От стены дома отделилась невысокая вертлявая фигура. Коротко свистнув, личность привлекла внимание Сергея. Позгалев свысока смерил взглядом подошедшего подростка. Тот же, вальяжно облокотившись на капот «девятки», грязной пятерней пригладил сальную прядь и, смачно сплюнув на асфальт, процедил:
– Привет тебе от Витька Бешеного. Хочет «стрелку» забить, побалакать.
– О чем мне с ним беседы вести?
– А он мне не докладывал… Я и так тебя все утро пасу, чтобы передать.
– Тоже мне, король говна и пара! – Позгалев сунул руку в карман, – пусть сам позвонит, а я послушаю. Понял, чудик? На пиво дать?
Паренек косо ухмыльнулся и, еще раз сплюнув под ноги, разболтанной походкой зашагал прочь. Сергей скользнул глазами по фасаду дома, остановив взгляд на окнах Сони. Возникла мысль вернуться и хорошенько порасспросить ее о местном блатняке, но катастрофически не хватало времени, да и понятно Сергею было желание беспутной молодежи добиться желаемых высот в уголовном мире, не прилагая к этому ничего, кроме немотивируемой жестокости, тупости и хамства. Сергей и себя то не считал особо борцом за идею, но и полный беспредел вызывал у него справедливый гнев. «Сосунки, учить вас надо, да некому. И мне некогда. Ладно, доберусь еще», – решил Позгалев, заводя машину и выбирая место, где легче было развернуться. Рассказ Сони задел его, есть, оказывается, у закадычного друга слабое место.

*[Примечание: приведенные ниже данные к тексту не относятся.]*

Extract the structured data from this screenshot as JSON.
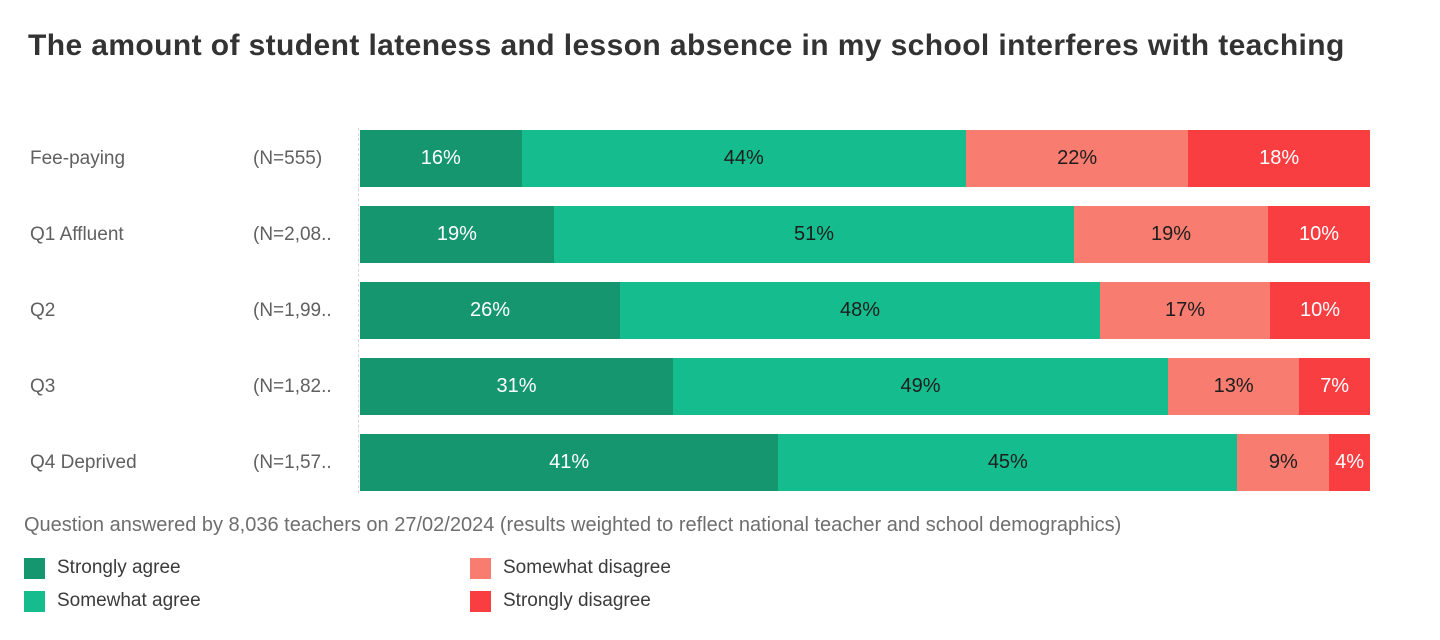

А может оно самое и станет той идеей, за которую и в огонь и в воду? Чеченцы, мать их!.. Ну не был Серега Позгалев шовинистом, и слова такого в его лексиконе не наблюдалось, но «черных» не любил, находя их чересчур наглыми и хитрыми, способными на всякую гадость и подлость. Разговоров о том, что в «каждом стаде…» не признавал, предпочитая не заморачиваться и держаться собственного мнения.